There are two standout tracks," Bury Pts. 1 & 3" and "Weather Report 2" (note these titles indicate their transient form) but the album works more as a deconstruction of the notion of individual tracks and "song" structure. There are two tracks that almost share the same name," O.F.Y.C Showcase" and "Y.F.O.C./ Slippy Floor". But in "Hot Cake" Mark sings, "all I get is a slippy floor" the "chorus" (of the previous mentioned track) and tellingly "my dialogue is stuck." "Slippy Floor" has references to "Funnel of Love" covered later on the album. And "Mexico Wax Solvent" must be some derivative from the previous album Imperial Wax Solvent. Mark is not only digressing between tracks but between albums. Many visual artists are essentially self-referential but not many can do so successfully within the confines of "rock." This is what makes this album so special. While it certainly is a tight well recorded collection of driving and often brutal rhythms Mark elevates the zeitgeist into the realm of "why songs," why individual pieces, he hints that they all could have been reconfigured, re-conjoined, re-imagined and still work. His approach suggests that he considers nothing is fixed and the recorded versions are almost arbitrary versions of his vision. Lyrics and phrases are not tired to particular rhythms patterns Mark warns, challenging one of the key structures of rock or any popular music. And yet these are great rock tracks. "Bury " starts muted but strident, the sound deliberately restrained, then clarity and drive are brought into sharp relief.
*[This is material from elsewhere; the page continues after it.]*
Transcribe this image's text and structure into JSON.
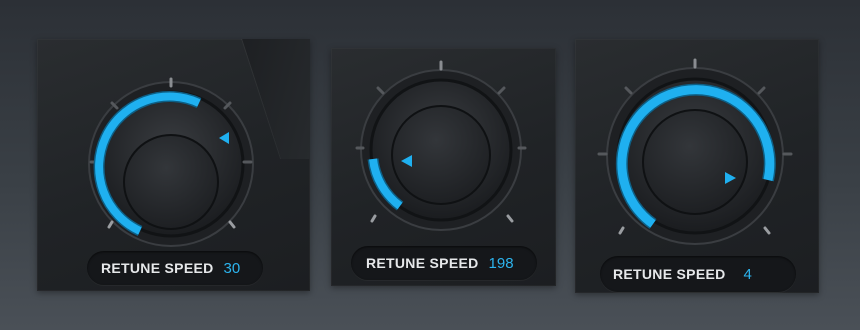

And the effect is stunning, one of those great Fall moments, that suggests that Mark could deploy/destroy all his options at any given moment. It also contains the great non-sequester:
"I'm from Bury, as in Bouree
A French Composition
On a fluted instrument."
And interestingly the vinyl edition contains two additional tracks and a significantly different running order from the digital versions. So which is the "true" album? Neither, of course. The vinyl does contain another first for the Fall. "986 Generator" an almost straight-ahead blues stomper, like nothing they ever recorded before. Why this, why now? Why not, it seems.
As always there are no easy solutions here, Mark seems reflective, concerned about the future and his own well being. It seems like a mission statement and his view of the world is a benign one, to be honest.
In "Chino " he muses:
"When do I quit this Hell?
When do I quit this hospital?
My Darling is waiting"
And in "Weather Report 2"
"And you gave me the best years of my life,
You gave me the best years of my Life"
And yet the bulk of the music on Y.F.O.C. is brutal and unrelenting suggesting a desire to pummel the listener (and imitators) into submission.
However, one version of the album ends with one of the most reflective and haunting pieces Mark ever recorded, on a par with "Bill is Dead" (from Extricate), the chilling ‘Weather report 2" Mark draws us in, lets his guard down, is completely open and honest and then chides us the listeners and his confidante with "you don't deserve rock ‘n'roll." Somehow this suggests that he still believes in rock ‘n' roll himself, "the rock ‘n'roll dream, rock ‘n rock as primal scream." It's so unexpected to hear him utter this phrase given the preceding music, yet he sounds completely sincere, devoid of irony. He remains an enigma to the end.